ECLI:NL:RBROT:2018:11083

Rechtbank Rotterdam

Datum uitspraak
20 december 2018
Publicatiedatum
30 januari 2019
Zaaknummer
10/750352-16
Instantie
Rechtbank Rotterdam
Type
Uitspraak
Rechtsgebied
Strafrecht
Procedures
  • Eerste aanleg - meervoudig
Vindplaatsen
  • Rechtspraak.nl
AI samenvatting door LexboostAutomatisch gegenereerd

Vrijspraak in zaak van niet-ambtelijke omkoping met betrekking tot werkzaamheden voor concurrent

In de zaak tegen de verdachte, die wordt beschuldigd van niet-ambtelijke omkoping, heeft de rechtbank Rotterdam op 20 december 2018 uitspraak gedaan. De verdachte, geboren te [geboorteplaats verdachte] en ingeschreven op het adres [adres verdachte] in [woonplaats verdachte], werd bijgestaan door zijn raadsman, mr. J.S. Spijkerman. De officier van justitie, mr. M. Luijpen, eiste bewezenverklaring van het ten laste gelegde en een taakstraf van 180 uren, subsidiair 90 dagen hechtenis. De tenlastelegging betrof het aanbieden van giften aan medeverdachte [naam medeverdachte 1], die in dienst was bij [naam bedrijf 2], terwijl hij werkzaamheden verrichtte voor het bedrijf van de verdachte, [naam bedrijf 1].

Tijdens de zitting op 6 december 2018 werd het bewijs besproken. De officier van justitie stelde dat de verdachte en medeverdachte [naam medeverdachte 1] wisten dat de werkzaamheden niet zonder toestemming van [naam bedrijf 2] mochten worden uitgevoerd. De verdediging pleitte echter voor vrijspraak, stellende dat niet was aangetoond dat de verdachte zich schuldig had gemaakt aan de tenlastegelegde feiten.

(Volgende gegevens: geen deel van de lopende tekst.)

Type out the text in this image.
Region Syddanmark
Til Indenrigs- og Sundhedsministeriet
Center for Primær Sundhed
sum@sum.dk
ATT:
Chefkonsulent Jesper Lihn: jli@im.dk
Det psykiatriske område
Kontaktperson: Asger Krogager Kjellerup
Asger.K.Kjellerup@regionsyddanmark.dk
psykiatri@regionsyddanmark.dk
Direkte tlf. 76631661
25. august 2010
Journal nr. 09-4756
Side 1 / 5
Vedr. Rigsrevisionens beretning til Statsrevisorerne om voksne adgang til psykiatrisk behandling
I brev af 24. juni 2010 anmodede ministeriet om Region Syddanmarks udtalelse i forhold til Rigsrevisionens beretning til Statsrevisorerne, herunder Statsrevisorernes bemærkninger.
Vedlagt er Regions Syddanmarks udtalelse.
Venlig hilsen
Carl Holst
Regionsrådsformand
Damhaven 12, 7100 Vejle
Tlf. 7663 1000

De rechtbank oordeelde dat niet was komen vast te staan dat de medeverdachte de werkzaamheden in dienstbetrekking bij [naam bedrijf 2] had verricht. De rechtbank concludeerde dat de verdachte niet wettig en overtuigend kon worden bewezen dat hij zich schuldig had gemaakt aan niet-ambtelijke omkoping. De verdachte werd dan ook vrijgesproken van alle beschuldigingen. Dit vonnis is uitgesproken door een meervoudige kamer van de rechtbank Rotterdam, met mr. D.L. Spierings als voorzitter.

Uitspraak

Rechtbank Rotterdam

Team straf 3
Parketnummer: 10/750352-16
Datum uitspraak: 20 december 2018
Tegenspraak
Vonnis van de rechtbank Rotterdam, meervoudige kamer voor strafzaken, in de zaak tegen de verdachte:
[naam verdachte],
geboren te [geboorteplaats verdachte] op [geboortedatum verdachte] ,
ingeschreven in de basisregistratie personen op het adres
[adres verdachte] , [woonplaats verdachte] ,
raadsman mr. J.S. Spijkerman, advocaat te 's-Gravenhage.

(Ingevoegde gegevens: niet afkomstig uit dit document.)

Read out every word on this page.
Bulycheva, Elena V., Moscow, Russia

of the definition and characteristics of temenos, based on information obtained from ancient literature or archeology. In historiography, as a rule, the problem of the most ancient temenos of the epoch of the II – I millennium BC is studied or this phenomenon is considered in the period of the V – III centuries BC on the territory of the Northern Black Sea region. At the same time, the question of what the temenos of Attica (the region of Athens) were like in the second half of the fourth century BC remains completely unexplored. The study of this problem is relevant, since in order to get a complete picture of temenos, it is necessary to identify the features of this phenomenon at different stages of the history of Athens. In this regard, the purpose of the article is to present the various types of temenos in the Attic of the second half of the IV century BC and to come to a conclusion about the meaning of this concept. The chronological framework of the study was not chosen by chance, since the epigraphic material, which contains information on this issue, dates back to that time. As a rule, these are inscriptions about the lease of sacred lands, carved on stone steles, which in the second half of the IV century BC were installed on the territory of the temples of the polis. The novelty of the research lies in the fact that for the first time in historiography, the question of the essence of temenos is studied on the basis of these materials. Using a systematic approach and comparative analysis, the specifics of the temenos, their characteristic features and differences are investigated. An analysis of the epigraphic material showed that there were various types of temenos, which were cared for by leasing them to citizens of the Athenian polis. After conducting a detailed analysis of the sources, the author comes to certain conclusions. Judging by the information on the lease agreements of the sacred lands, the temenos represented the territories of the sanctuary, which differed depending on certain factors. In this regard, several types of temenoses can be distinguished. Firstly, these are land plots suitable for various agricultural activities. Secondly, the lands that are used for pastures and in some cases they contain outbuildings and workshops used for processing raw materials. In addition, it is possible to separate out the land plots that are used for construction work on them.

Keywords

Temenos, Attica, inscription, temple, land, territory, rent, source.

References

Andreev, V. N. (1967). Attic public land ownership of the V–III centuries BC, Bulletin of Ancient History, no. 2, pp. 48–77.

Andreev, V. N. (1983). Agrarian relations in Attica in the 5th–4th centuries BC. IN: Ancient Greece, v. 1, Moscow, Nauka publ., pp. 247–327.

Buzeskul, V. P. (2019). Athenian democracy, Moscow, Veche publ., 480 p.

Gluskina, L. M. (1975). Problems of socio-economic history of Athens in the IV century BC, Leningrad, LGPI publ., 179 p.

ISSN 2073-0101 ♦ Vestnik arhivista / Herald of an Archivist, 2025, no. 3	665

1.Onderzoek op de terechtzitting

Gelet is op het onderzoek op de terechtzitting van 6 december 2018.

2.Tenlastelegging

Aan de verdachte is ten laste gelegd hetgeen is vermeld in de dagvaarding. De tekst van de tenlastelegging is als bijlage I aan dit vonnis gehecht.

3.Eis officier van justitie

De officier van justitie mr. M. Luijpen heeft gevorderd:
  • bewezenverklaring van het ten laste gelegde;
  • veroordeling van de verdachte tot een taakstraf voor de duur van 180 (honderdtachtig) uren, subsidiair 90 (negentig) dagen hechtenis.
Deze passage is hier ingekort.